Blame the upcoming election. My friend Marc and I were talking about how important the vote is — especially this year. We wondered how we could incentivize people to turn out the vote. And Marc said, Reward people for good behavior. Give ‘em a brownie as they leave the polling place. Brilliant! Not quite possible, but brilliant, and enough to bring me into the kitchen.
Brownies may be the one classic American confection. People seem inclined to tart it up with all manner of things — chocolate chunks, cream cheese swirls, dulce de leche. Nice if that’s what you like, but you must have a perfect brownie at the core. We’re not talking cake, we’re not talking fudge, but the alchemical mix of chocolate, butter, sugar, eggs and flour. How to replace butter and eggs with plant-based options and still keep the dreamy dark chocolate and a texture both tender and just a little gooey is something I’ve left for others, like my genius vegan pastry chef friends, Fran Costigan and Carolina Molea.
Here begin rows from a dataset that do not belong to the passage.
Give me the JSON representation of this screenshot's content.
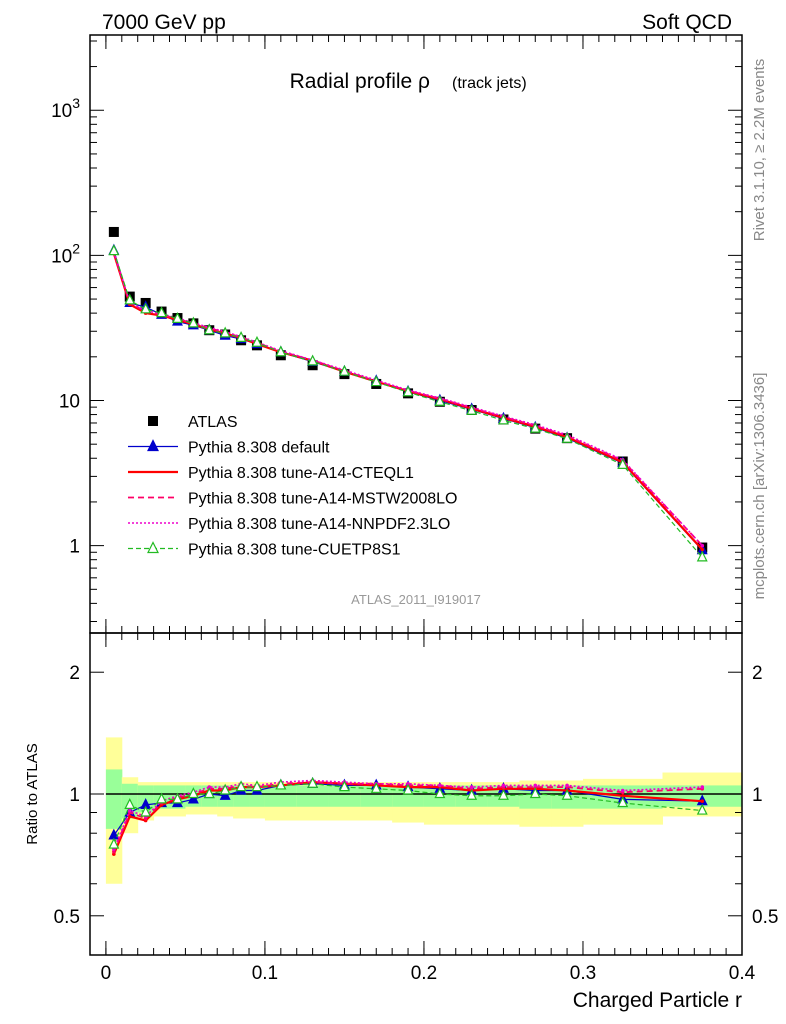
{
  "header": {
    "left": "7000 GeV pp",
    "right": "Soft QCD"
  },
  "side": {
    "rivet": "Rivet 3.1.10, ≥ 2.2M events",
    "mcplots": "mcplots.cern.ch [arXiv:1306.3436]"
  },
  "plot": {
    "title_main": "Radial profile ρ",
    "title_sub": "(track jets)",
    "analysis_tag": "ATLAS_2011_I919017",
    "xlabel": "Charged Particle r",
    "ratio_ylabel": "Ratio to ATLAS"
  },
  "colors": {
    "atlas": "#000000",
    "default": "#0000cc",
    "a14_cteql1": "#ff0000",
    "a14_mstw": "#ff0066",
    "a14_nnpdf": "#ee00cc",
    "cuetp8s1": "#22bb22",
    "band_inner": "#99ff99",
    "band_outer": "#ffff99"
  },
  "chart_data": [
    {
      "type": "scatter",
      "panel": "main",
      "yscale": "log",
      "xlim": [
        -0.01,
        0.4
      ],
      "ylim": [
        0.25,
        3300
      ],
      "x_ticks": [
        0,
        0.1,
        0.2,
        0.3,
        0.4
      ],
      "y_ticks": [
        {
          "value": 1,
          "label": "1"
        },
        {
          "value": 10,
          "label": "10"
        },
        {
          "value": 100,
          "label": "10^2"
        },
        {
          "value": 1000,
          "label": "10^3"
        }
      ],
      "x": [
        0.005,
        0.015,
        0.025,
        0.035,
        0.045,
        0.055,
        0.065,
        0.075,
        0.085,
        0.095,
        0.11,
        0.13,
        0.15,
        0.17,
        0.19,
        0.21,
        0.23,
        0.25,
        0.27,
        0.29,
        0.325,
        0.375
      ],
      "series": [
        {
          "name": "ATLAS",
          "style": "atlas",
          "values": [
            145,
            52,
            47,
            41,
            37,
            34,
            30.5,
            28.5,
            26,
            24,
            20.5,
            17.5,
            15.2,
            13,
            11.2,
            9.8,
            8.6,
            7.4,
            6.4,
            5.5,
            3.8,
            0.97
          ]
        },
        {
          "name": "Pythia 8.308 default",
          "style": "default",
          "values": [
            108,
            47,
            44,
            39,
            35,
            33,
            30.5,
            28,
            26.5,
            24.5,
            21.5,
            18.5,
            15.8,
            13.6,
            11.5,
            10,
            8.7,
            7.5,
            6.5,
            5.5,
            3.7,
            0.93
          ]
        },
        {
          "name": "Pythia 8.308 tune-A14-CTEQL1",
          "style": "a14_cteql1",
          "values": [
            103,
            46,
            40,
            38.5,
            36,
            33.5,
            31,
            29,
            27,
            24.5,
            21.5,
            18.8,
            15.8,
            13.5,
            11.6,
            10.2,
            8.8,
            7.6,
            6.6,
            5.6,
            3.75,
            0.94
          ]
        },
        {
          "name": "Pythia 8.308 tune-A14-MSTW2008LO",
          "style": "a14_mstw",
          "values": [
            104,
            47,
            41,
            39,
            36.5,
            34,
            31.5,
            29.5,
            27.2,
            25,
            21.8,
            18.9,
            16,
            13.6,
            11.7,
            10.3,
            8.9,
            7.7,
            6.7,
            5.7,
            3.85,
            1.0
          ]
        },
        {
          "name": "Pythia 8.308 tune-A14-NNPDF2.3LO",
          "style": "a14_nnpdf",
          "values": [
            105,
            47.5,
            41.5,
            39.5,
            37,
            34.3,
            31.8,
            29.8,
            27.5,
            25.2,
            22,
            19,
            16.2,
            13.8,
            11.8,
            10.4,
            9,
            7.8,
            6.8,
            5.8,
            3.9,
            1.0
          ]
        },
        {
          "name": "Pythia 8.308 tune-CUETP8S1",
          "style": "cuetp8s1",
          "values": [
            107,
            49,
            42.5,
            40,
            36.5,
            34,
            30.5,
            29,
            27,
            25,
            21.5,
            18.6,
            15.8,
            13.4,
            11.4,
            9.8,
            8.5,
            7.3,
            6.4,
            5.45,
            3.6,
            0.83
          ]
        }
      ]
    },
    {
      "type": "line",
      "panel": "ratio",
      "yscale": "log",
      "xlim": [
        -0.01,
        0.4
      ],
      "ylim": [
        0.4,
        2.5
      ],
      "x_ticks": [
        0,
        0.1,
        0.2,
        0.3,
        0.4
      ],
      "y_ticks": [
        {
          "value": 0.5,
          "label": "0.5"
        },
        {
          "value": 1,
          "label": "1"
        },
        {
          "value": 2,
          "label": "2"
        }
      ],
      "bin_edges": [
        0,
        0.01,
        0.02,
        0.03,
        0.04,
        0.05,
        0.06,
        0.07,
        0.08,
        0.09,
        0.1,
        0.12,
        0.14,
        0.16,
        0.18,
        0.2,
        0.22,
        0.24,
        0.26,
        0.28,
        0.3,
        0.35,
        0.4
      ],
      "band_inner": {
        "low": [
          0.82,
          0.87,
          0.9,
          0.92,
          0.92,
          0.93,
          0.93,
          0.93,
          0.93,
          0.93,
          0.93,
          0.93,
          0.93,
          0.93,
          0.93,
          0.93,
          0.93,
          0.93,
          0.92,
          0.92,
          0.92,
          0.93
        ],
        "high": [
          1.15,
          1.06,
          1.05,
          1.05,
          1.05,
          1.05,
          1.05,
          1.05,
          1.05,
          1.05,
          1.05,
          1.05,
          1.05,
          1.05,
          1.05,
          1.05,
          1.05,
          1.05,
          1.05,
          1.05,
          1.05,
          1.05
        ]
      },
      "band_outer": {
        "low": [
          0.6,
          0.8,
          0.86,
          0.88,
          0.88,
          0.89,
          0.89,
          0.88,
          0.87,
          0.87,
          0.86,
          0.86,
          0.86,
          0.86,
          0.85,
          0.84,
          0.84,
          0.84,
          0.83,
          0.83,
          0.84,
          0.88
        ],
        "high": [
          1.38,
          1.1,
          1.07,
          1.07,
          1.07,
          1.07,
          1.07,
          1.07,
          1.07,
          1.07,
          1.07,
          1.07,
          1.07,
          1.07,
          1.07,
          1.07,
          1.07,
          1.07,
          1.08,
          1.08,
          1.09,
          1.13
        ]
      },
      "reference": 1,
      "x": [
        0.005,
        0.015,
        0.025,
        0.035,
        0.045,
        0.055,
        0.065,
        0.075,
        0.085,
        0.095,
        0.11,
        0.13,
        0.15,
        0.17,
        0.19,
        0.21,
        0.23,
        0.25,
        0.27,
        0.29,
        0.325,
        0.375
      ],
      "series": [
        {
          "name": "Pythia 8.308 default",
          "style": "default",
          "values": [
            0.79,
            0.9,
            0.94,
            0.95,
            0.95,
            0.97,
            1.0,
            0.99,
            1.02,
            1.02,
            1.05,
            1.06,
            1.05,
            1.05,
            1.04,
            1.03,
            1.02,
            1.03,
            1.02,
            1.02,
            0.97,
            0.96
          ]
        },
        {
          "name": "Pythia 8.308 tune-A14-CTEQL1",
          "style": "a14_cteql1",
          "values": [
            0.71,
            0.88,
            0.86,
            0.94,
            0.97,
            0.99,
            1.02,
            1.02,
            1.04,
            1.04,
            1.05,
            1.07,
            1.06,
            1.05,
            1.04,
            1.04,
            1.02,
            1.03,
            1.03,
            1.02,
            0.99,
            0.96
          ]
        },
        {
          "name": "Pythia 8.308 tune-A14-MSTW2008LO",
          "style": "a14_mstw",
          "values": [
            0.72,
            0.9,
            0.87,
            0.95,
            0.98,
            1.0,
            1.03,
            1.03,
            1.05,
            1.04,
            1.06,
            1.07,
            1.06,
            1.06,
            1.05,
            1.05,
            1.03,
            1.04,
            1.04,
            1.04,
            1.01,
            1.03
          ]
        },
        {
          "name": "Pythia 8.308 tune-A14-NNPDF2.3LO",
          "style": "a14_nnpdf",
          "values": [
            0.73,
            0.91,
            0.88,
            0.96,
            0.99,
            1.01,
            1.04,
            1.04,
            1.06,
            1.05,
            1.07,
            1.08,
            1.07,
            1.06,
            1.06,
            1.05,
            1.04,
            1.05,
            1.05,
            1.05,
            1.02,
            1.04
          ]
        },
        {
          "name": "Pythia 8.308 tune-CUETP8S1",
          "style": "cuetp8s1",
          "values": [
            0.75,
            0.94,
            0.9,
            0.97,
            0.97,
            1.0,
            1.0,
            1.02,
            1.04,
            1.04,
            1.05,
            1.06,
            1.04,
            1.03,
            1.02,
            1.0,
            0.99,
            0.99,
            1.0,
            0.99,
            0.95,
            0.91
          ]
        }
      ]
    }
  ]
}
Until now.
My first attempt, made with Miyoko’s vegan butter and aquafaba instead of eggs, got points for chocolate delivery but lost them on texture. They were, my husband said, a little chewy. This was accompanied by an expression somewhere between displeasure and pain.
Back to the kitchen, then. This time, instead of melting bitter chocolate, I used Dutch-process cocoa and a little more Miyoko’s vegan butter. Instead of aquafaba, I used. . . wait for it — seltzer, an impressive egg substitute. This version produced fudgier brownies. They needed to chill overnight before assuming their full brownie-ness and agreed to come out the pan neatly. But my husband loves them.
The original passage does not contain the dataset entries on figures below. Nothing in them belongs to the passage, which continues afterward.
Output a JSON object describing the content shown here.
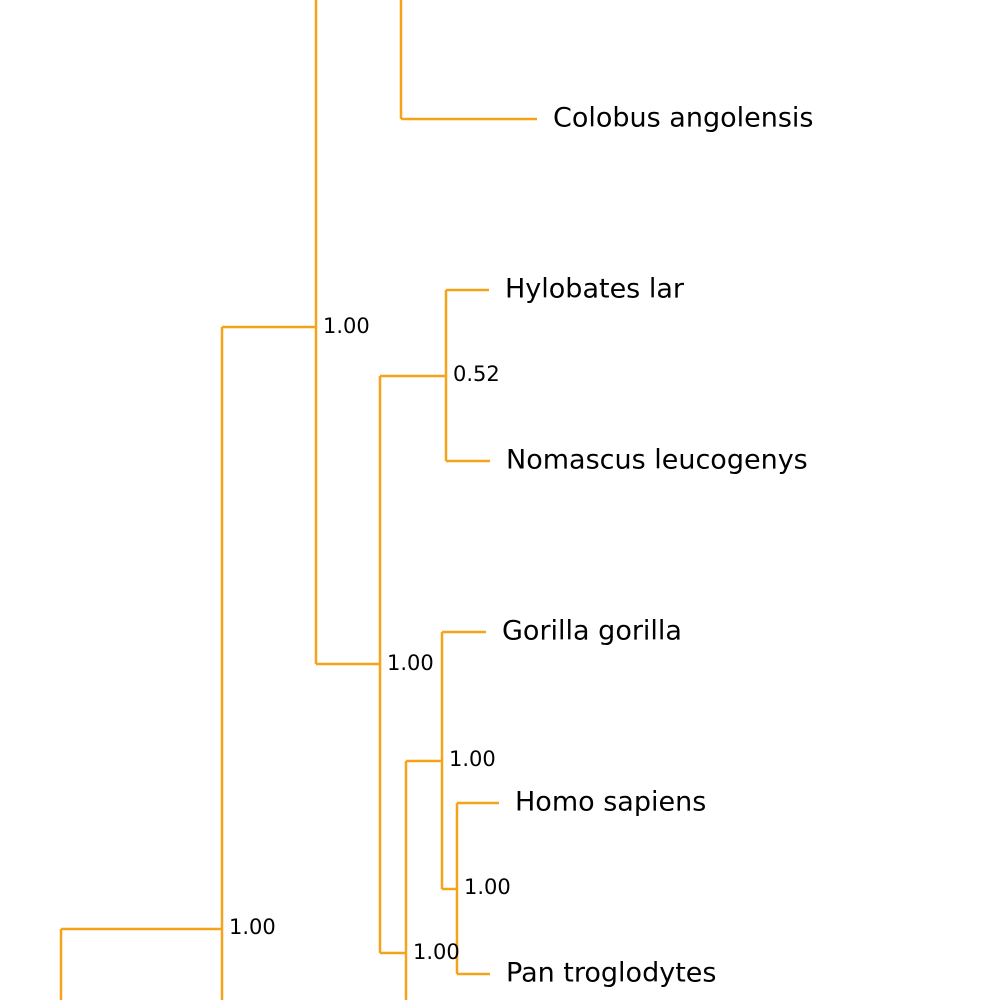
{
  "tree": {
    "branch_color": "#f5a41a",
    "text_color": "#000000",
    "leaves": [
      {
        "id": "colobus",
        "label": "Colobus angolensis"
      },
      {
        "id": "hylobates",
        "label": "Hylobates lar"
      },
      {
        "id": "nomascus",
        "label": "Nomascus leucogenys"
      },
      {
        "id": "gorilla",
        "label": "Gorilla gorilla"
      },
      {
        "id": "homo",
        "label": "Homo sapiens"
      },
      {
        "id": "pan",
        "label": "Pan troglodytes"
      }
    ],
    "supports": [
      {
        "id": "catarrhini",
        "value": "1.00"
      },
      {
        "id": "hylobatidae",
        "value": "0.52"
      },
      {
        "id": "hominoidea",
        "value": "1.00"
      },
      {
        "id": "homininae",
        "value": "1.00"
      },
      {
        "id": "hominini",
        "value": "1.00"
      },
      {
        "id": "outer",
        "value": "1.00"
      },
      {
        "id": "lower",
        "value": "1.00"
      }
    ]
  }
}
This recipe is more serious and grown-up than kid-friendly, but so’s my husband. It’s closer to my ideal, but I’m still in the R&D phase. That’s okay. Even our founding fathers recognized perfection isn’t easy. The Preamble to our Constitution talks about striving to “form a more perfect Union.” My vegan brownie recipe, like our country, is a work in progress.
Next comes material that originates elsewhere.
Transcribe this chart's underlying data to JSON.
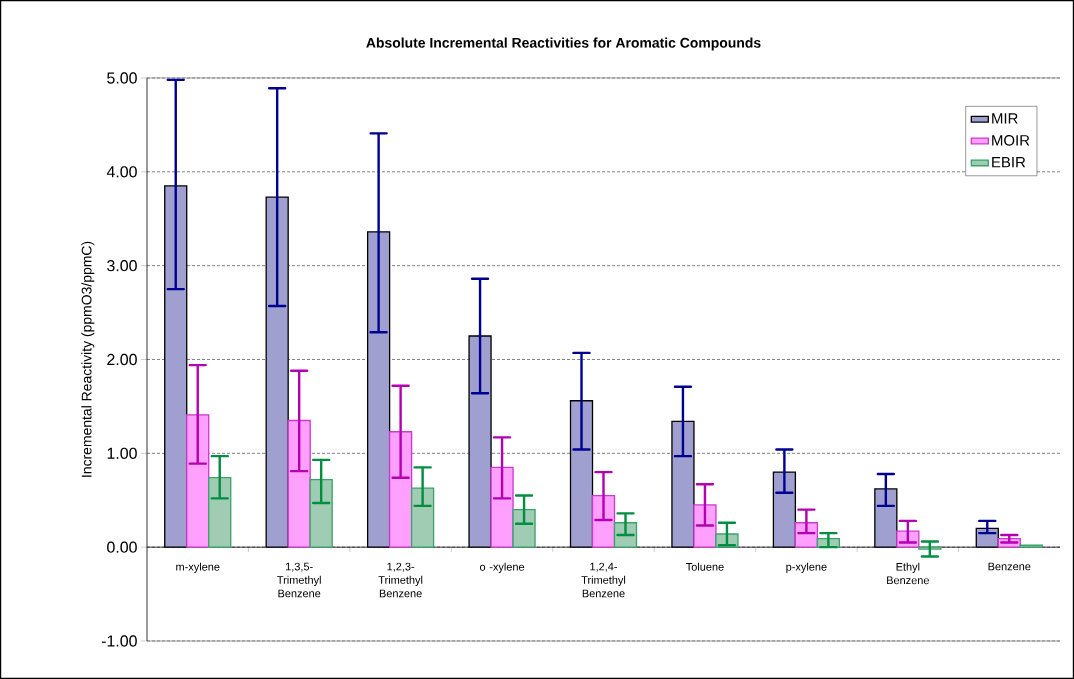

Please vote on November 3. Then have a brownie.
Vote Blue Brownies
Ingredients
- 10 tablespoons vegan butter — Miyoko’s nails it for high performance
- 1 cup evaporated cane sugar whizzed in the food processor or blender until fine
- 3/4 cup Dutch process cocoa
- 1/2 cup unbleached all-purpose flour
- 1/2 teaspoon baking powder
- 1/2 cup plain seltzer soda water
- 1 teaspoon vanilla
Instructions
- Preheat oven to 350 degrees. Lightly oil an 8X8 inch baking pan.
- In a saucepan, heat vegan butter over medium heat, stirring occasionally, until melted. Pour in the sugar and stir to dissolve. Sift in cocoa, flour and baking powder and stir in gently. Add vanilla and seltzer. Mix together with a light hand just until combined and batter is streak-free.
- Pour batter into baking dish. Bake for 30 minutes. Allow to cool completely before slicing. Refrigerate for several hours or overnight to improve texture and avoid crumbling.